Improve test suite execution speed
connortann opened this issue · 2 comments
I think there are a few areas for improvement in the GitHub test suite that we could address to improve the execution speed. Currently the unit tests take almost 20 minutes to run on CI. If we could reduce that it could help reduce the time it takes to validate PRs, improving our effectiveness as reviewers.
TODO
- Refactor the slowest tests to run faster (see below)
- Cache the installation of the dependencies, which currently take several minutes from each test job.
- Investigate parallelising the tests to run on multiple CPUs.
- WIP attempt #41, abandoned as it seems to actually make the tests run even slower on CI.
- Get CodeCov working, to help us evaluate relevant test coverage when reviewing PRs.
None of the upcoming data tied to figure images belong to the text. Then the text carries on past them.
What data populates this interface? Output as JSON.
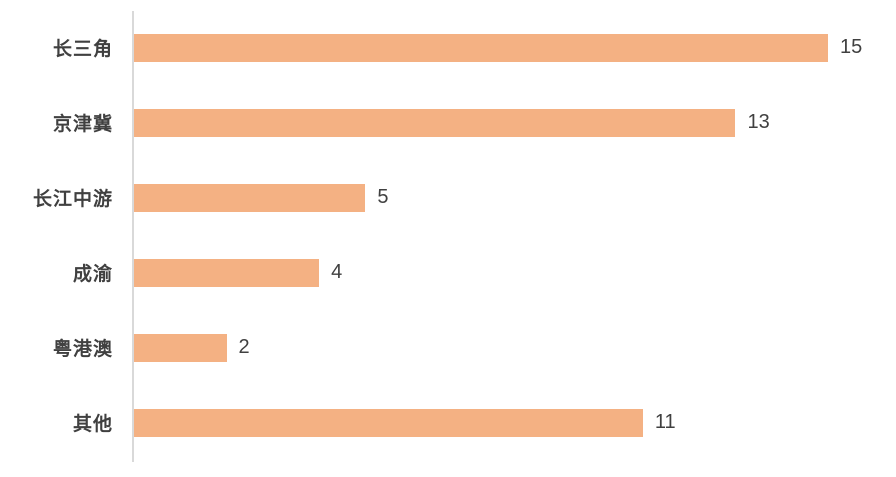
{
  "chart_data": {
    "type": "bar",
    "orientation": "horizontal",
    "categories": [
      "长三角",
      "京津冀",
      "长江中游",
      "成渝",
      "粤港澳",
      "其他"
    ],
    "values": [
      15,
      13,
      5,
      4,
      2,
      11
    ],
    "title": "",
    "xlabel": "",
    "ylabel": "",
    "xlim": [
      0,
      15
    ],
    "grid": false,
    "legend": false,
    "data_labels_shown": true,
    "bar_color": "#F4B183",
    "axis_line_color": "#D9D9D9",
    "label_color": "#404040"
  }
}
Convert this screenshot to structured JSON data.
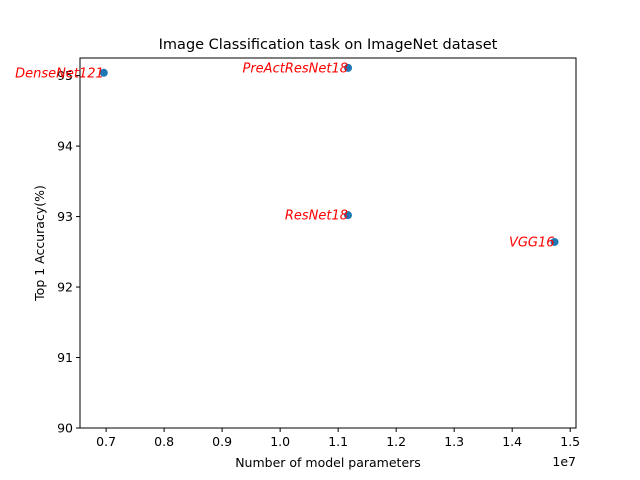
{
  "chart_data": {
    "type": "scatter",
    "title": "Image Classification task on ImageNet dataset",
    "xlabel": "Number of model parameters",
    "ylabel": "Top 1 Accuracy(%)",
    "x_offset_label": "1e7",
    "x_scale": 10000000,
    "xlim": [
      6550000,
      15100000
    ],
    "ylim": [
      90,
      95.25
    ],
    "x_ticks": [
      0.7,
      0.8,
      0.9,
      1.0,
      1.1,
      1.2,
      1.3,
      1.4,
      1.5
    ],
    "x_tick_labels": [
      "0.7",
      "0.8",
      "0.9",
      "1.0",
      "1.1",
      "1.2",
      "1.3",
      "1.4",
      "1.5"
    ],
    "y_ticks": [
      90,
      91,
      92,
      93,
      94,
      95
    ],
    "y_tick_labels": [
      "90",
      "91",
      "92",
      "93",
      "94",
      "95"
    ],
    "grid": false,
    "legend": "none",
    "marker_color": "#1f77b4",
    "label_color": "#ff0000",
    "points": [
      {
        "label": "DenseNet121",
        "x": 6960000,
        "y": 95.04
      },
      {
        "label": "PreActResNet18",
        "x": 11170000,
        "y": 95.11
      },
      {
        "label": "ResNet18",
        "x": 11170000,
        "y": 93.02
      },
      {
        "label": "VGG16",
        "x": 14730000,
        "y": 92.64
      }
    ]
  }
}
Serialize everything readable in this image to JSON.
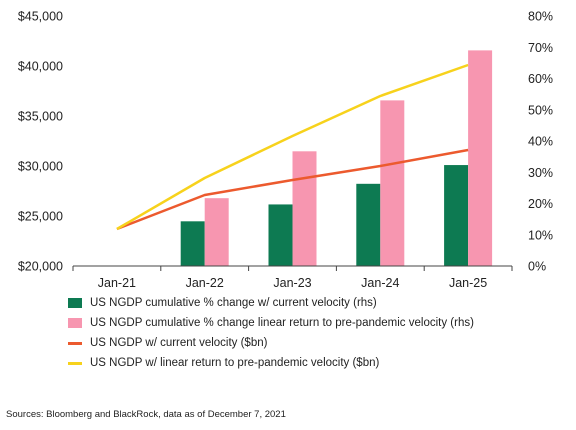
{
  "chart_data": {
    "type": "bar",
    "categories": [
      "Jan-21",
      "Jan-22",
      "Jan-23",
      "Jan-24",
      "Jan-25"
    ],
    "y_left": {
      "ylim": [
        20000,
        45000
      ],
      "ticks": [
        20000,
        25000,
        30000,
        35000,
        40000,
        45000
      ],
      "tick_labels": [
        "$20,000",
        "$25,000",
        "$30,000",
        "$35,000",
        "$40,000",
        "$45,000"
      ]
    },
    "y_right": {
      "ylim": [
        0,
        80
      ],
      "ticks": [
        0,
        10,
        20,
        30,
        40,
        50,
        60,
        70,
        80
      ],
      "tick_labels": [
        "0%",
        "10%",
        "20%",
        "30%",
        "40%",
        "50%",
        "60%",
        "70%",
        "80%"
      ]
    },
    "series": [
      {
        "name": "US NGDP cumulative % change w/ current velocity (rhs)",
        "kind": "bar",
        "axis": "right",
        "color": "#0d7a52",
        "values": [
          null,
          14.3,
          19.7,
          26.3,
          32.3
        ]
      },
      {
        "name": "US NGDP cumulative % change linear return to pre-pandemic velocity (rhs)",
        "kind": "bar",
        "axis": "right",
        "color": "#f796b0",
        "values": [
          null,
          21.7,
          36.7,
          53.0,
          69.0
        ]
      },
      {
        "name": "US NGDP w/ current velocity ($bn)",
        "kind": "line",
        "axis": "left",
        "color": "#ec5a2e",
        "values": [
          23700,
          27100,
          28600,
          30000,
          31600
        ]
      },
      {
        "name": "US NGDP w/ linear return to pre-pandemic velocity ($bn)",
        "kind": "line",
        "axis": "left",
        "color": "#f7d21c",
        "values": [
          23700,
          28800,
          33000,
          37000,
          40100
        ]
      }
    ],
    "legend_position": "bottom-left",
    "grid": false
  },
  "source_text": "Sources: Bloomberg and BlackRock, data as of December 7, 2021"
}
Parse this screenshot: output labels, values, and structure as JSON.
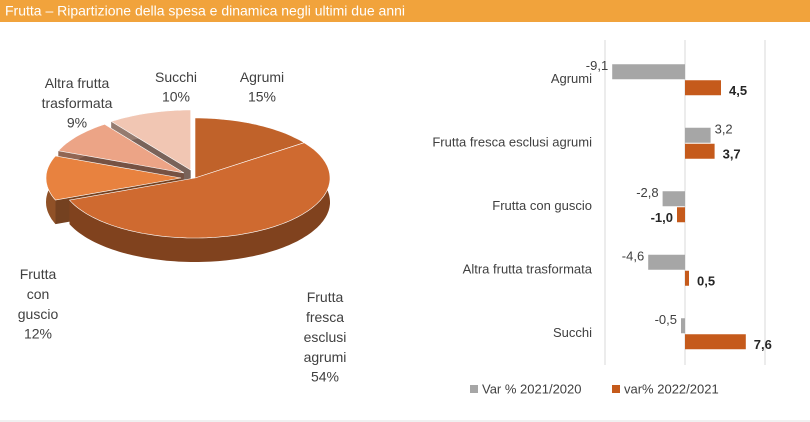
{
  "header": {
    "title": "Frutta – Ripartizione della spesa e dinamica negli ultimi due anni"
  },
  "chart_data": [
    {
      "type": "pie",
      "categories": [
        "Agrumi",
        "Frutta fresca esclusi agrumi",
        "Frutta con guscio",
        "Altra frutta trasformata",
        "Succhi"
      ],
      "values": [
        15,
        54,
        12,
        9,
        10
      ],
      "value_labels": [
        "15%",
        "54%",
        "12%",
        "9%",
        "10%"
      ],
      "colors": [
        "#c0622a",
        "#cf6a30",
        "#e8823f",
        "#eca486",
        "#f1c6b3"
      ]
    },
    {
      "type": "bar",
      "orientation": "horizontal",
      "categories": [
        "Agrumi",
        "Frutta fresca esclusi agrumi",
        "Frutta con guscio",
        "Altra frutta trasformata",
        "Succhi"
      ],
      "series": [
        {
          "name": "Var % 2021/2020",
          "color": "#a6a6a6",
          "values": [
            -9.1,
            3.2,
            -2.8,
            -4.6,
            -0.5
          ],
          "value_labels": [
            "-9,1",
            "3,2",
            "-2,8",
            "-4,6",
            "-0,5"
          ]
        },
        {
          "name": "var% 2022/2021",
          "color": "#c55a1b",
          "values": [
            4.5,
            3.7,
            -1.0,
            0.5,
            7.6
          ],
          "value_labels": [
            "4,5",
            "3,7",
            "-1,0",
            "0,5",
            "7,6"
          ]
        }
      ],
      "xlim": [
        -10,
        10
      ]
    }
  ]
}
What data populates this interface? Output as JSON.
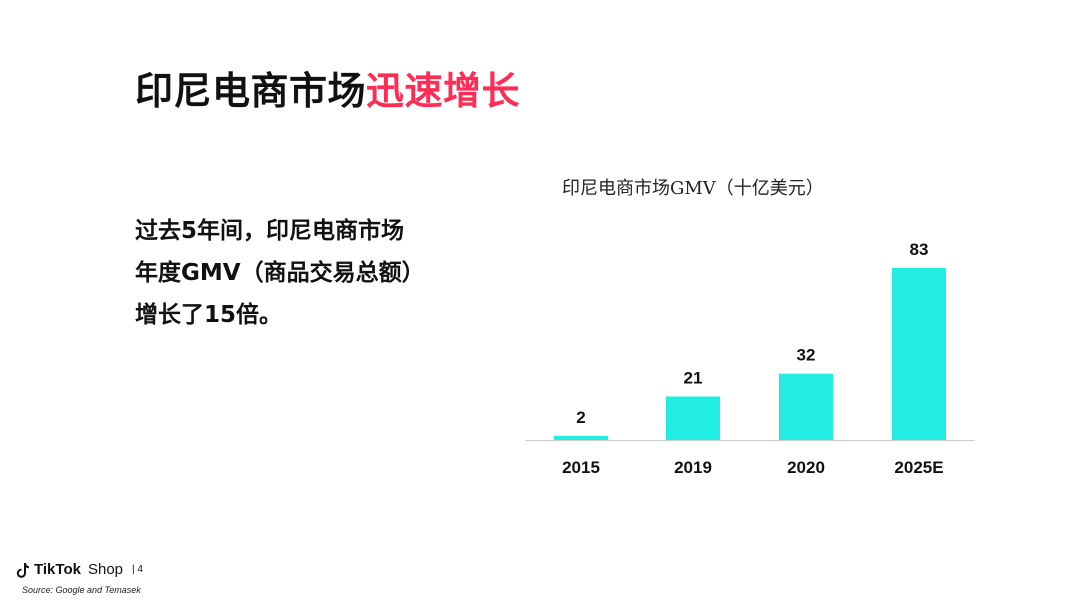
{
  "slide": {
    "title_main": "印尼电商市场",
    "title_accent": "迅速增长",
    "body_lines": [
      "过去5年间，印尼电商市场",
      "年度GMV（商品交易总额）",
      "增长了15倍。"
    ],
    "colors": {
      "accent": "#ff2d55",
      "bar": "#22ede3",
      "text": "#111111"
    }
  },
  "footer": {
    "brand": "TikTok",
    "shop": "Shop",
    "page": "| 4",
    "source": "Source: Google and Temasek",
    "logo_icon": "tiktok-note-icon"
  },
  "chart_data": {
    "type": "bar",
    "title": "印尼电商市场GMV（十亿美元）",
    "categories": [
      "2015",
      "2019",
      "2020",
      "2025E"
    ],
    "values": [
      2,
      21,
      32,
      83
    ],
    "data_labels": [
      "2",
      "21",
      "32",
      "83"
    ],
    "xlabel": "",
    "ylabel": "",
    "ylim": [
      0,
      83
    ],
    "grid": false,
    "legend": "none",
    "bar_color": "#22ede3"
  }
}
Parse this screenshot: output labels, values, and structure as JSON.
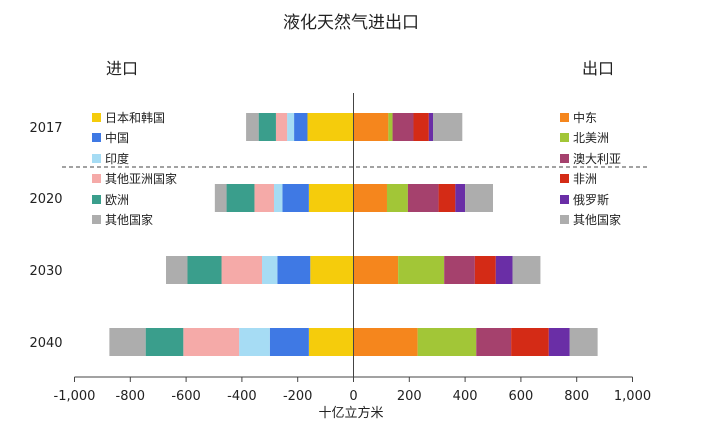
{
  "chart_data": {
    "type": "bar",
    "stacked": true,
    "orientation": "horizontal",
    "diverging": true,
    "title": "液化天然气进出口",
    "xlabel": "十亿立方米",
    "left_label": "进口",
    "right_label": "出口",
    "categories": [
      "2017",
      "2020",
      "2030",
      "2040"
    ],
    "xlim": [
      -1000,
      1000
    ],
    "xticks": [
      -1000,
      -800,
      -600,
      -400,
      -200,
      0,
      200,
      400,
      600,
      800,
      1000
    ],
    "xtick_labels": [
      "-1,000",
      "-800",
      "-600",
      "-400",
      "-200",
      "0",
      "200",
      "400",
      "600",
      "800",
      "1,000"
    ],
    "grid": false,
    "divider_after_category": "2017",
    "import_series": [
      {
        "name": "日本和韩国",
        "color": "#f5cc0c",
        "values": [
          -165,
          -160,
          -155,
          -160
        ]
      },
      {
        "name": "中国",
        "color": "#3f79e4",
        "values": [
          -48,
          -95,
          -118,
          -140
        ]
      },
      {
        "name": "印度",
        "color": "#a6dcf4",
        "values": [
          -25,
          -30,
          -55,
          -110
        ]
      },
      {
        "name": "其他亚洲国家",
        "color": "#f5aaa8",
        "values": [
          -40,
          -70,
          -145,
          -200
        ]
      },
      {
        "name": "欧洲",
        "color": "#3a9e8c",
        "values": [
          -62,
          -100,
          -122,
          -135
        ]
      },
      {
        "name": "其他国家",
        "color": "#adadad",
        "values": [
          -45,
          -42,
          -77,
          -130
        ]
      }
    ],
    "export_series": [
      {
        "name": "中东",
        "color": "#f5861d",
        "values": [
          125,
          120,
          160,
          230
        ]
      },
      {
        "name": "北美洲",
        "color": "#a2c637",
        "values": [
          15,
          75,
          165,
          210
        ]
      },
      {
        "name": "澳大利亚",
        "color": "#a5416d",
        "values": [
          75,
          110,
          110,
          125
        ]
      },
      {
        "name": "非洲",
        "color": "#d42b16",
        "values": [
          55,
          60,
          75,
          135
        ]
      },
      {
        "name": "俄罗斯",
        "color": "#6a2ea6",
        "values": [
          15,
          35,
          60,
          75
        ]
      },
      {
        "name": "其他国家",
        "color": "#adadad",
        "values": [
          105,
          100,
          100,
          100
        ]
      }
    ]
  }
}
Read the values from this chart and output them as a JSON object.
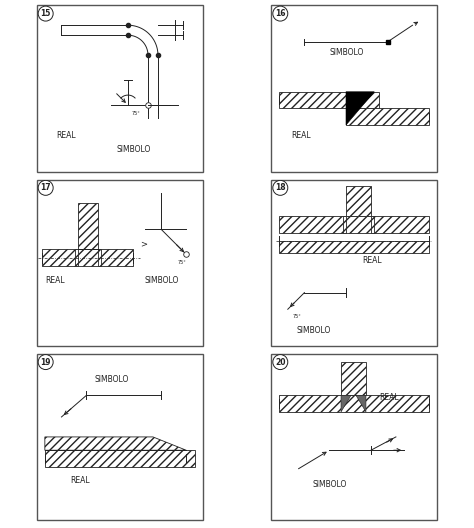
{
  "bg_color": "#ffffff",
  "line_color": "#222222",
  "panels": [
    {
      "number": "15",
      "real_label": "REAL",
      "sym_label": "SIMBOLO"
    },
    {
      "number": "16",
      "real_label": "REAL",
      "sym_label": "SIMBOLO"
    },
    {
      "number": "17",
      "real_label": "REAL",
      "sym_label": "SIMBOLO"
    },
    {
      "number": "18",
      "real_label": "REAL",
      "sym_label": "SIMBOLO"
    },
    {
      "number": "19",
      "real_label": "REAL",
      "sym_label": "SIMBOLO"
    },
    {
      "number": "20",
      "real_label": "REAL",
      "sym_label": "SIMBOLO"
    }
  ]
}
- Needs test suite to be passing, as per #4
Slowest tests
[Updated] here are the current set of slowest tests:
============================= slowest 20 durations =============================
55.60s call tests/explainers/test_partition.py::test_translation
48.50s call tests/explainers/test_partition.py::test_translation_auto
48.44s call tests/explainers/test_partition.py::test_translation_algorithm_arg
47.71s call tests/explainers/test_partition.py::test_serialization
46.61s call tests/explainers/test_partition.py::test_serialization_custom_model_save
43.77s call tests/explainers/test_partition.py::test_serialization_no_model_or_masker
40.41s call tests/explainers/test_gradient.py::test_pytorch_mnist_cnn
Caching dependencies: experiment notes
Comparison of various options I've tried for caching dependencies.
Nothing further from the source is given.